The Art of Random Walks
Title | The Art of Random Walks PDF eBook |
Author | Andras Telcs |
Publisher | Springer Science & Business Media |
Pages | 194 |
Release | 2006-05-17 |
Genre | Mathematics |
ISBN | 3540330275 |
Einstein proved that the mean square displacement of Brownian motion is proportional to time. He also proved that the diffusion constant depends on the mass and on the conductivity (sometimes referred to Einstein’s relation). The main aim of this book is to reveal similar connections between the physical and geometric properties of space and diffusion. This is done in the context of random walks in the absence of algebraic structure, local or global spatial symmetry or self-similarity. The author studies the heat diffusion at this general level and discusses the following topics: The multiplicative Einstein relation, Isoperimetric inequalities, Heat kernel estimates Elliptic and parabolic Harnack inequality.
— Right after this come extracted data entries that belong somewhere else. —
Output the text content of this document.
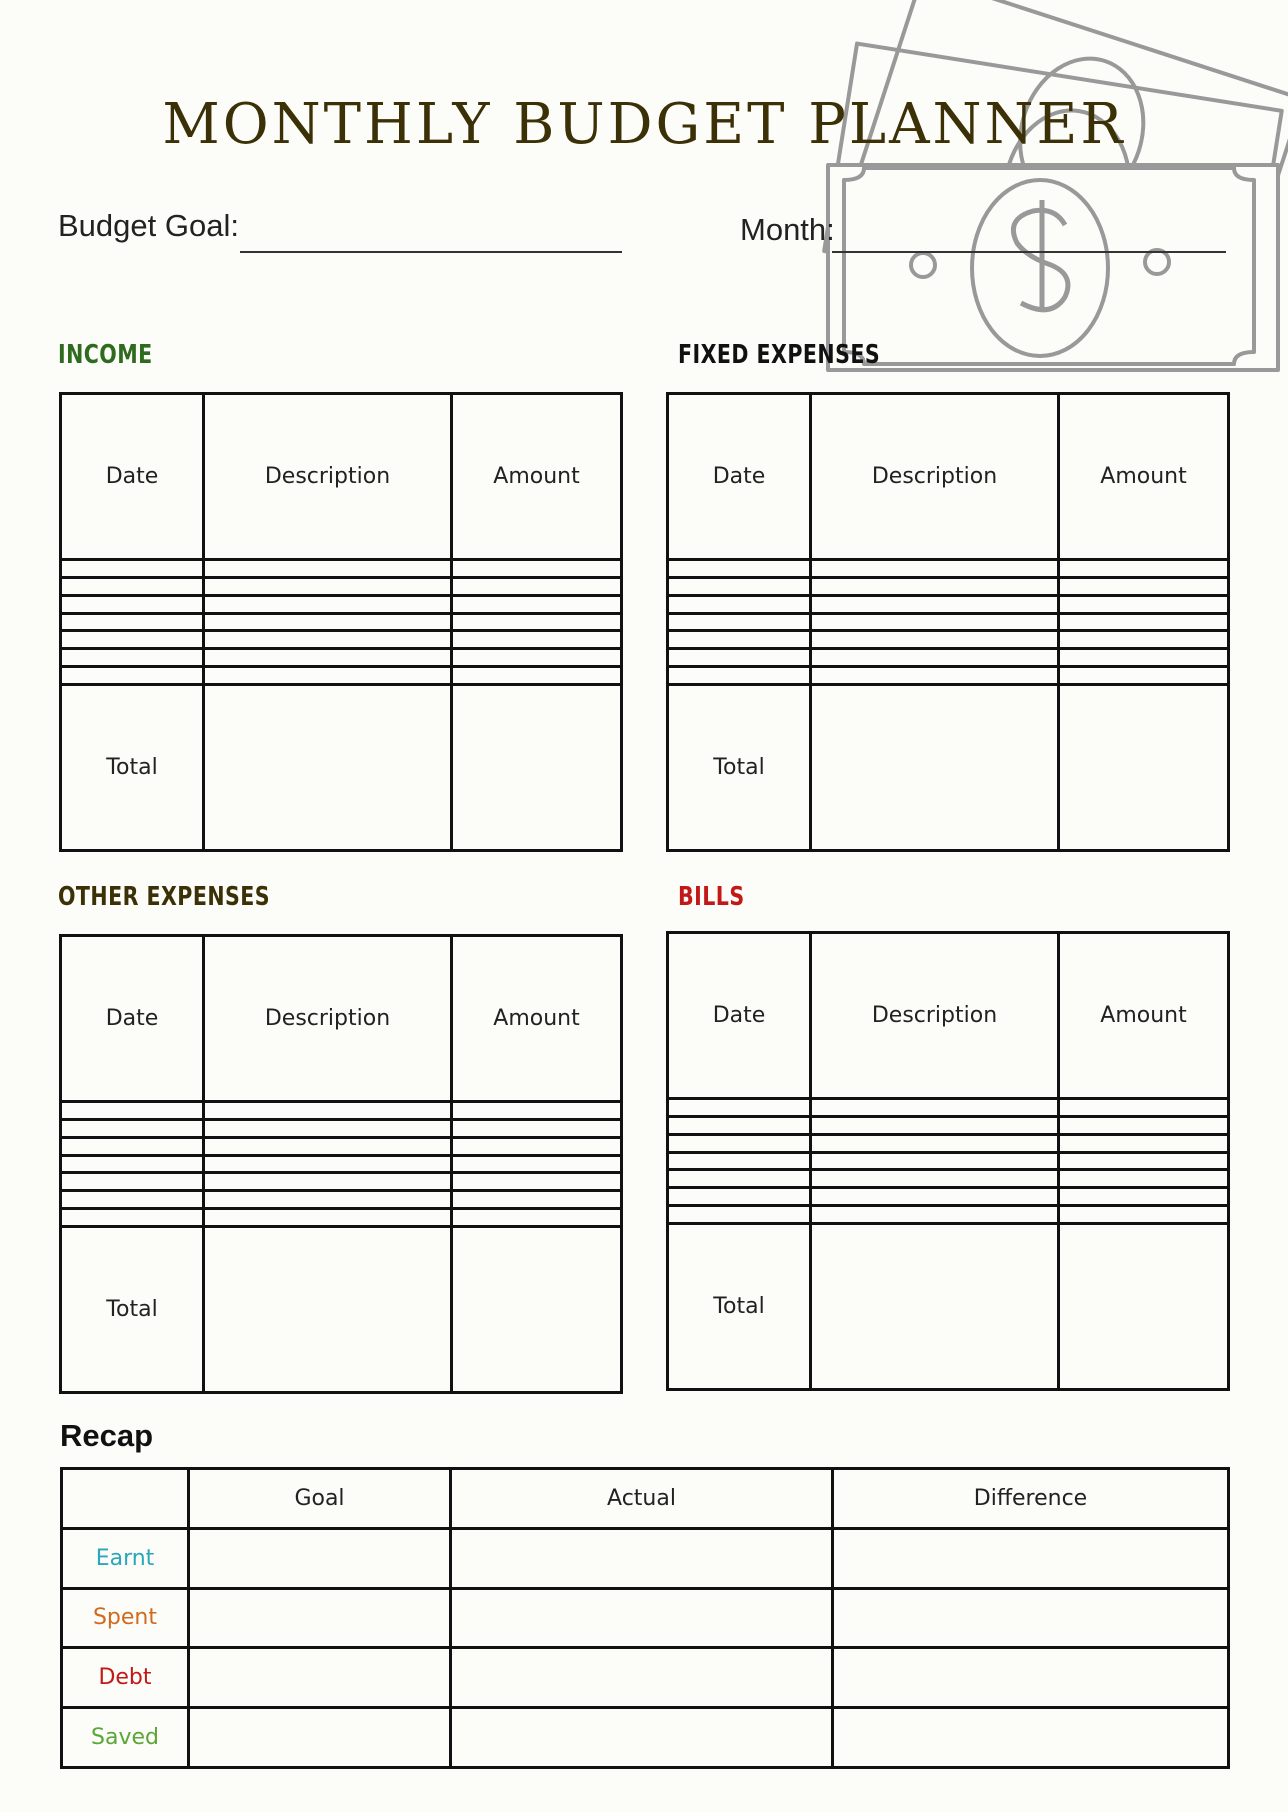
MONTHLY BUDGET PLANNER
Budget Goal:	Month:
INCOME	FIXED EXPENSES
OTHER EXPENSES	BILLS
Date	Description	Amount

Total		
Date	Description	Amount

Total		
Date	Description	Amount

Total		
Date	Description	Amount

Total		
Recap
	Goal	Actual	Difference
Earnt			
Spent			
Debt			
Saved			
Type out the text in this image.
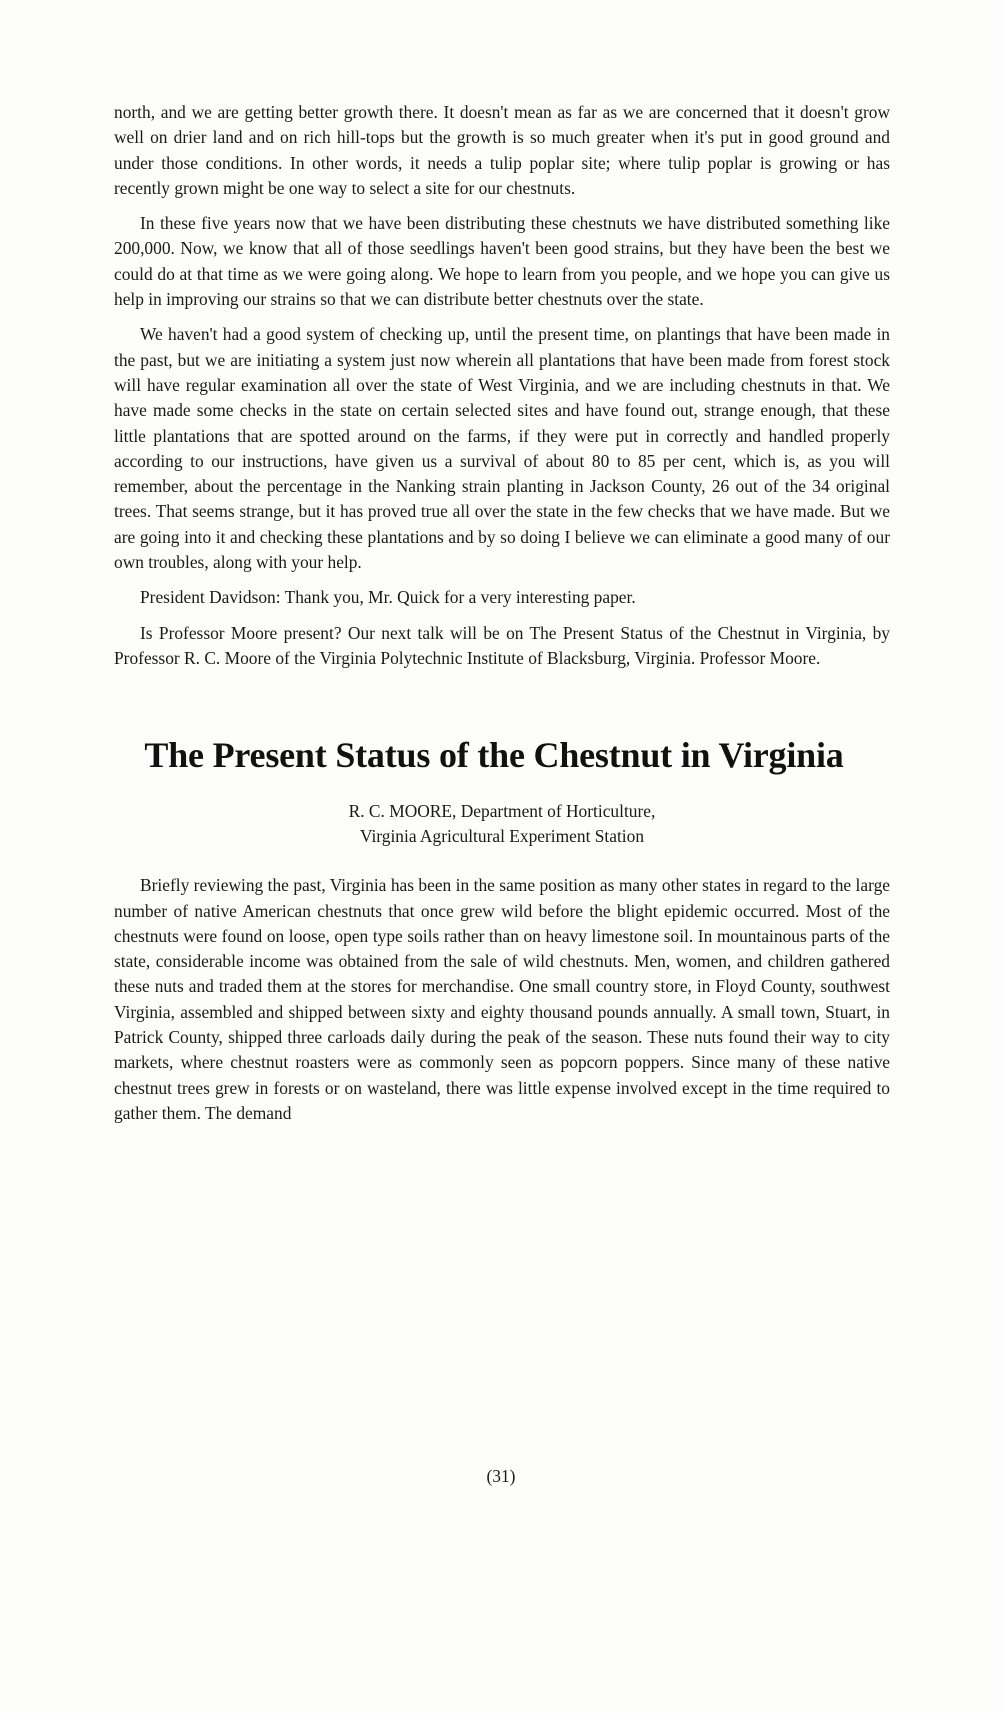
north, and we are getting better growth there. It doesn't mean as far as we are concerned that it doesn't grow well on drier land and on rich hill-tops but the growth is so much greater when it's put in good ground and under those conditions. In other words, it needs a tulip poplar site; where tulip poplar is growing or has recently grown might be one way to select a site for our chestnuts.

In these five years now that we have been distributing these chestnuts we have distributed something like 200,000. Now, we know that all of those seedlings haven't been good strains, but they have been the best we could do at that time as we were going along. We hope to learn from you people, and we hope you can give us help in improving our strains so that we can distribute better chestnuts over the state.

We haven't had a good system of checking up, until the present time, on plantings that have been made in the past, but we are initiating a system just now wherein all plantations that have been made from forest stock will have regular examination all over the state of West Virginia, and we are including chestnuts in that. We have made some checks in the state on certain selected sites and have found out, strange enough, that these little plantations that are spotted around on the farms, if they were put in correctly and handled properly according to our instructions, have given us a survival of about 80 to 85 per cent, which is, as you will remember, about the percentage in the Nanking strain planting in Jackson County, 26 out of the 34 original trees. That seems strange, but it has proved true all over the state in the few checks that we have made. But we are going into it and checking these plantations and by so doing I believe we can eliminate a good many of our own troubles, along with your help.

President Davidson: Thank you, Mr. Quick for a very interesting paper.

Is Professor Moore present? Our next talk will be on The Present Status of the Chestnut in Virginia, by Professor R. C. Moore of the Virginia Polytechnic Institute of Blacksburg, Virginia. Professor Moore.

The Present Status of the Chestnut in Virginia
R. C. MOORE, Department of Horticulture,
Virginia Agricultural Experiment Station

Briefly reviewing the past, Virginia has been in the same position as many other states in regard to the large number of native American chestnuts that once grew wild before the blight epidemic occurred. Most of the chestnuts were found on loose, open type soils rather than on heavy limestone soil. In mountainous parts of the state, considerable income was obtained from the sale of wild chestnuts. Men, women, and children gathered these nuts and traded them at the stores for merchandise. One small country store, in Floyd County, southwest Virginia, assembled and shipped between sixty and eighty thousand pounds annually. A small town, Stuart, in Patrick County, shipped three carloads daily during the peak of the season. These nuts found their way to city markets, where chestnut roasters were as commonly seen as popcorn poppers. Since many of these native chestnut trees grew in forests or on wasteland, there was little expense involved except in the time required to gather them. The demand

(31)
Asymptotics for Dissipative Nonlinear Equations
Title | Asymptotics for Dissipative Nonlinear Equations PDF eBook |
Author | Nakao Hayashi |
Publisher | Springer Science & Business Media |
Pages | 570 |
Release | 2006-04-21 |
Genre | Mathematics |
ISBN | 3540320598 |
Many of problems of the natural sciences lead to nonlinear partial differential equations. However, only a few of them have succeeded in being solved explicitly. Therefore different methods of qualitative analysis such as the asymptotic methods play a very important role. This is the first book in the world literature giving a systematic development of a general asymptotic theory for nonlinear partial differential equations with dissipation. Many typical well-known equations are considered as examples, such as: nonlinear heat equation, KdVB equation, nonlinear damped wave equation, Landau-Ginzburg equation, Sobolev type equations, systems of equations of Boussinesq, Navier-Stokes and others.
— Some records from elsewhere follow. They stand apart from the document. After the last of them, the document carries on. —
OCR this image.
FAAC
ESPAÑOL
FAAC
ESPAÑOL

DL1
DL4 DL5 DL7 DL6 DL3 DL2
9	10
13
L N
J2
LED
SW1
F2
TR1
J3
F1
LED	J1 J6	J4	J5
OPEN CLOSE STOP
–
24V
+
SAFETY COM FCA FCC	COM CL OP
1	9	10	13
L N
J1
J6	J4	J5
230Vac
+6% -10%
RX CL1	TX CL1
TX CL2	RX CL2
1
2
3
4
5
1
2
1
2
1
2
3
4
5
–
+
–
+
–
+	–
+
From Hahn-Banach to Monotonicity
Title | From Hahn-Banach to Monotonicity PDF eBook |
Author | Stephen Simons |
Publisher | Springer Science & Business Media |
Pages | 251 |
Release | 2008-02-13 |
Genre | Mathematics |
ISBN | 1402069189 |
This new edition of LNM 1693 aims to reduce questions on monotone multifunctions to questions on convex functions. However, rather than using a "big convexification" of the graph of the multifunction and the "minimax technique" for proving the existence of linear functionals satisfying certain conditions, the Fitzpatrick function is used. The journey begins with the Hahn-Banach theorem and culminates in a survey of current results on monotone multifunctions on a Banach space.
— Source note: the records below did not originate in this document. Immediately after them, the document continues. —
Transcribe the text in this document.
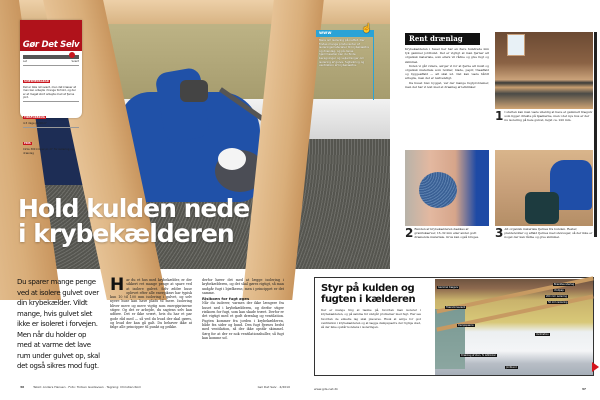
Gør Det Selv
Let	Svært
SVÆRHEDSGRAD
Det er ikke ret svært, men det kræver at man kan arbejde i trange forhold, og der er et meget stort arbejde med at fjerne jord.
TIDSFORBRUG
4-5 dage på 50 m²
PRIS
Cirka 300 kroner pr. m² for isolering og drænlag
Hold kulden nede
i krybekælderen
Du sparer mange penge ved at isolere gulvet over din krybekælder. Vildt mange, hvis gulvet slet ikke er isoleret i forvejen. Men når du holder op med at varme det lave rum under gulvet op, skal det også sikres mod fugt.
H ar du et hus med krybekælder, er der sikkert ret mange penge at spare ved at isolere gulvet. Selv ældre huse oplevet efter alle energikrav har typisk kun 10 til 100 mm isolering i gulvet, og selv nyere huse kan have plads til mere. Isolering bliver mere og mere vigtig som energipriserne stiger. Og det er arbejde, du sagtens selv kan udføre. Det er ikke svært, hvis du har et par gode råd med — så ved du hvad der skal gøres, og hvad der kan gå galt. Du behøver ikke at følge alle principper til punkt og prikke.
derfor hører det med at lægge isolering i krybekælderen, og det skal gøres rigtigt, så man undgår fugt i bjælkerne, men i princippet er det samme.
Risikoen for fugt øges
Når du isolerer, varmes der ikke længere fra huset ned i krybekælderen, og derfor stiger risikoen for fugt, som kan skade træet. Derfor er det vigtigt med et godt drænlag og ventilation. Fugten kommer fra jorden i krybekælderen, både fra sider og bund. Den fugt fjernes bedst med ventilation, så der ikke opstår skimmel. Sørg for at der er nok ventilationshuller, så fugt kan komme ud.
36	Tekst: Anders Hansen · Foto: Torben Gustavsen · Tegning: Christian Rom	Gør Det Selv · 4/2010
www
Mere om isolering på nettet. Der findes mange producenter af isoleringsmaterialer til krybekældre og drænlag, og på deres hjemmesider kan du finde beregninger og vejledninger om isolering af gulve, fugtsikring og ventilation af krybekældre.
☝
Rent drænlag
Krybekælderen i huset her har en flere hundrede mm tyk gammel jordbund. Det er vigtigt at man fjerner alt organisk materiale, som ellers vil rådne og give fugt og skimmel.
Inden vi går videre, sørger vi for at fjerne alt muld og organisk materiale som rødder, blade, papir, træaffald og byggeaffald — alt skal ud. Det kan være hårdt arbejde, men det er nødvendigt.
Da huset blev bygget, var der mange fugtproblemer, men det har vi løst med et drænlag af letklinker.
1 I starten kan man være uheldig at have et gammelt trægulv som ligger direkte på bjælkerne, men i det nye hus er der nu isolering på hele gulvet, højst ca. 220 mm.
2 Bunden af krybekælderen dækkes af granitskærver, 16–32 mm eller andet godt drænende materiale. Grus kan også bruges.	3 Alt organisk materiale fjernes fra bunden. Rester, planterødder og affald fjernes med støvsuger, så der ikke er noget der kan rådne og give skimmel.
Styr på kulden og
fugten i kælderen
Der er mange ting at tænke på, hvordan man isolerer i krybekælderen, og på samme tid undgår problemer med fugt. Her ses hvordan de enkelte lag skal placeres. Husk at sørge for god ventilation i krybekælderen og at lægge dampspærre det rigtige sted, så der ikke opstår kondens i isoleringen.
Gammel trægulv
Bræddeunderlag
Vindpap
200 mm isolering
50 mm isolering
Trærammeværk
Dampspærre
Ventilation
Drænlag af sten, fx letklinker
Jordbund
www.gds-net.dk	37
Simplicial Complexes of Graphs
Title | Simplicial Complexes of Graphs PDF eBook |
Author | Jakob Jonsson |
Publisher | Springer Science & Business Media |
Pages | 376 |
Release | 2007-11-15 |
Genre | Mathematics |
ISBN | 3540758585 |
A graph complex is a finite family of graphs closed under deletion of edges. Graph complexes show up naturally in many different areas of mathematics. Identifying each graph with its edge set, one may view a graph complex as a simplicial complex and hence interpret it as a geometric object. This volume examines topological properties of graph complexes, focusing on homotopy type and homology. Many of the proofs are based on Robin Forman's discrete version of Morse theory.